As to the interest of justice, CAA makes two arguments in favor of transfer. First, CAA contends that a central issue will be whether Rana and the other plaintiffs were independent contractors, as the proposed contract provides, and thus, it contends, not covered by the relevant provisions of the FCRA. CAA argues that determining whether plaintiffs are independent contractors is a matter of Texas law under the proposed contract, while Rana claims that it is a matter of federal law under the FCRA. If it is a matter of Texas law, a Texas federal court is likely to be more familiar with the relevant law. This fact does not strongly support transfer, however, because CAA offers nothing to suggest Texas law regarding whether a person is an independent contractor is particularly different from Illinois law or otherwise difficult to apply.

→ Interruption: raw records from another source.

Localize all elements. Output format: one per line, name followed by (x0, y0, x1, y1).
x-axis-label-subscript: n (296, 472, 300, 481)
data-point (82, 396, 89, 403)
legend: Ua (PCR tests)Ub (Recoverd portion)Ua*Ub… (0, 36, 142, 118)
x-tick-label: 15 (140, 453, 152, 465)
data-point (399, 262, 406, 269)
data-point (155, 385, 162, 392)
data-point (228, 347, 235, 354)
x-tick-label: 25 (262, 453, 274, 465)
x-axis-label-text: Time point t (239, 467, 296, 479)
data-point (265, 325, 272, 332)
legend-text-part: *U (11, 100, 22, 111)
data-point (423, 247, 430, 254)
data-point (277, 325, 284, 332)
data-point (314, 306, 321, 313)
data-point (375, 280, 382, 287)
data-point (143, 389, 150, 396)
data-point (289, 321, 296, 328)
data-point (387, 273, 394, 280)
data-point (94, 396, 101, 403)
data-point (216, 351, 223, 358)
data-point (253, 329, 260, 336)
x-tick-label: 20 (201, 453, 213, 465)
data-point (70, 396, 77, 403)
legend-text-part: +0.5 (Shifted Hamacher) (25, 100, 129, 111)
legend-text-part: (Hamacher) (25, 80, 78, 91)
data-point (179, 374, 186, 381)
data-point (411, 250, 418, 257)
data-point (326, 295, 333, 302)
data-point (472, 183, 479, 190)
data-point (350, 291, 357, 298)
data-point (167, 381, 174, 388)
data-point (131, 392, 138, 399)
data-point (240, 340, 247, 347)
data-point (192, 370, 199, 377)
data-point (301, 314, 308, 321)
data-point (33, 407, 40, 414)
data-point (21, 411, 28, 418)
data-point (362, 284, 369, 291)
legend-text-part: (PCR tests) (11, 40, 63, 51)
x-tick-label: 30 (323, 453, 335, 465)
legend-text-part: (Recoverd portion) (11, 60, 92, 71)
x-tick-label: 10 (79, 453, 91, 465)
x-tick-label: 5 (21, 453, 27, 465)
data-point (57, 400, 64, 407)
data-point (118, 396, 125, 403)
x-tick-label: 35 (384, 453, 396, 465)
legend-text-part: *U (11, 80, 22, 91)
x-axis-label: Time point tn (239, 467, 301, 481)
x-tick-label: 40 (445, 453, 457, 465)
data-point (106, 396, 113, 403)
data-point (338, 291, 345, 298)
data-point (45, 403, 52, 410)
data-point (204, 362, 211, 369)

CAA also argues that statistics complied by the Administrative Office of the United States Courts show that cases that go to trial conclude more quickly in the Northern District of Texas than in this district. Def. Ex. 3 at 2. This argument does not strongly support transfer, for two reasons. First, the disparity exists only for the relatively minuscule percentage of cases that go to trial. The time to disposition for all cases is approximately the same in both districts. Id. Second, the statistics incorporate all civil cases and do not distinguish among case types. Thus they provide little indication of which court could more quickly resolve this particular type of case. Id.

In short, some of the relevant factors suggest that the convenience of the parties and witnesses and the interest of justice would be served by transfer to the Northern District of Texas. The balance, however, is not strongly in favor of CAA. Granting due deference to Rana's choice of forum, the Court declines to transfer the case.

C. Class claim

CAA contends that Rana's class claims must be pursued in Texas, because the potential class plaintiffs are not similarly situated to Rana. The question of whether Rana has claims "typical of the claims . . . of the class" is not relevant to the current decision regarding whether to dismiss or transfer the case but is instead a matter for the Court to address if and when it decides whether to certify any of his proposed classes. Fed. R. Civ. P. 23(a)(3).

Conclusion

For the reasons stated above, the Court denies defendant's motion to dismiss or transfer[docket no. 20]. The case is set for a status hearing on April 23, 2012 at 8:45 a.m. for the purpose of setting a discovery and pretrial schedule. Defendant's out-of-town counsel may participate by telephone. Counsel are directed to discuss and attempt to agree on a proposed schedule in advance of the status hearing.